Christianity. Romans 5.3-5
Study of Torah leads to precision, precision to zeal, zeal to cleanliness, cleanliness to restraint, restraint to purity, purity to holiness, holiness to meekness, meekness to fear of sin, fear of sin to saintliness, saintliness to the holy spirit, and the holy spirit to life eternal.
Judaism. Talmud, Aboda Zara 20b
The kingdom of God is as if a man should scatter seed upon the ground, and should sleep and rise night and day, and the seed should sprout and grow, he knows not how. The earth produces of itself, first the blade, then the ear, then the full grain in the ear. But when the grain is ripe, at once he puts in the sickle, because the harvest has come.
Christianity. Mark 4.26-29: Parable of the Sprouting Seed
Muhammad is the Apostle of God; and those who are with him are strong against unbelievers, but compassionate amongst each other.... And their similitude in the Gospel is: Like a seed which sends forth its blade, then makes it strong; it then becomes thick, and it stands on its own stem, filling the sowers with wonder and delight.
Islam. Qur'an 48.29
Grace was given to each of us according to the measure of Christ's gift.... to equip the saints for the work of ministry, until we all attain to the unity of the faith and of the knowledge of the Son of God, to mature manhood, to the measure of the stature of the fullness of Christ; so that we may no longer be called children, tossed to and fro on every wind of doctrine, by the cunning of men, by their craftiness in deceitful wiles. Rather, speaking truth in love, we are to grow up in every way into him who is the head, into Christ--from whom the whole body, joined and knit together by every joint with which it is supplied, when each part is working properly, makes bodily growth and upbuilds itself in love.

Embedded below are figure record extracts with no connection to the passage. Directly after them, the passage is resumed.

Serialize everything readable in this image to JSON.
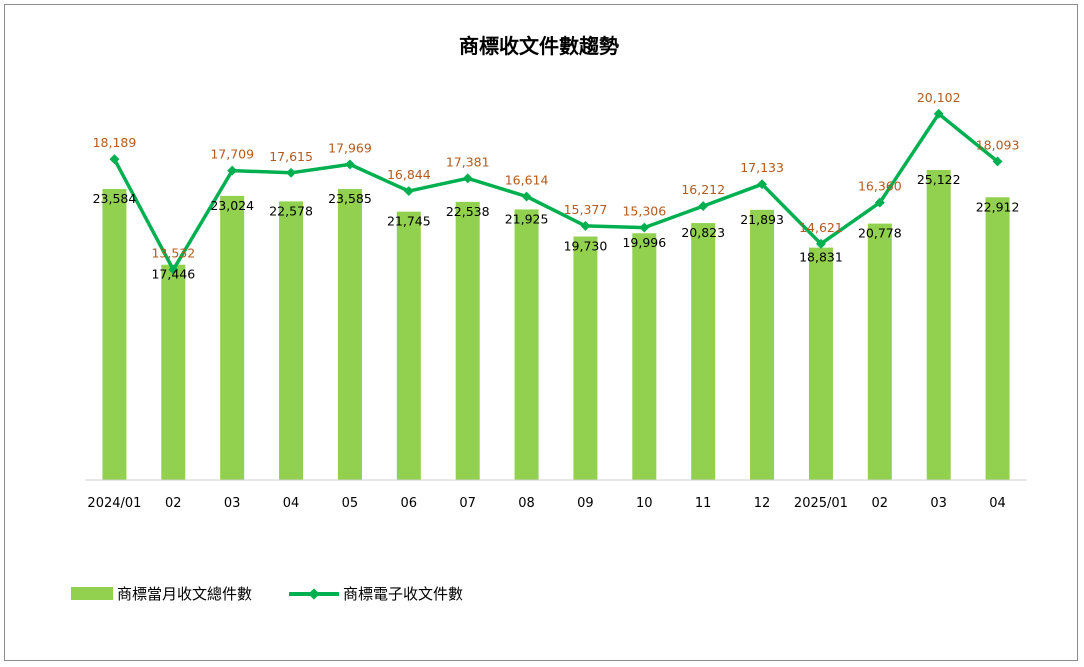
{
  "chart_data": {
    "type": "bar",
    "title": "商標收文件數趨勢",
    "categories": [
      "2024/01",
      "02",
      "03",
      "04",
      "05",
      "06",
      "07",
      "08",
      "09",
      "10",
      "11",
      "12",
      "2025/01",
      "02",
      "03",
      "04"
    ],
    "series": [
      {
        "name": "商標當月收文總件數",
        "type": "bar",
        "color": "#92d050",
        "values": [
          23584,
          17446,
          23024,
          22578,
          23585,
          21745,
          22538,
          21925,
          19730,
          19996,
          20823,
          21893,
          18831,
          20778,
          25122,
          22912
        ],
        "labels": [
          "23,584",
          "17,446",
          "23,024",
          "22,578",
          "23,585",
          "21,745",
          "22,538",
          "21,925",
          "19,730",
          "19,996",
          "20,823",
          "21,893",
          "18,831",
          "20,778",
          "25,122",
          "22,912"
        ]
      },
      {
        "name": "商標電子收文件數",
        "type": "line",
        "color": "#00b050",
        "label_color": "#b35a1f",
        "values": [
          18189,
          13532,
          17709,
          17615,
          17969,
          16844,
          17381,
          16614,
          15377,
          15306,
          16212,
          17133,
          14621,
          16360,
          20102,
          18093
        ],
        "labels": [
          "18,189",
          "13,532",
          "17,709",
          "17,615",
          "17,969",
          "16,844",
          "17,381",
          "16,614",
          "15,377",
          "15,306",
          "16,212",
          "17,133",
          "14,621",
          "16,360",
          "20,102",
          "18,093"
        ]
      }
    ],
    "legend": "bottom-left",
    "grid": false
  }
}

Christianity. Ephesians 4.7-16
Mark 4.26-29: This parable represents the growth of the Kingdom of Heaven--interpreted either corporately or within the heart of the individual believer--as a natural process that occurs mysteriously and gradually, enlivened by God's fertilizing grace. It is likened to the growth of grain in three stages of formation--'the blade', growth--'the ear', and maturity--'the full grain', followed by a fourth stage of returning to God--the harvest'. Qur'an 48.29: The 'similitude in the Gospel' is Mark 4.26-29, preceding. Ephesians 4.7-16: The gift of salvation is only the beginning of the saint's spiritual growth to 'mature manhood' which is oneness with Christ.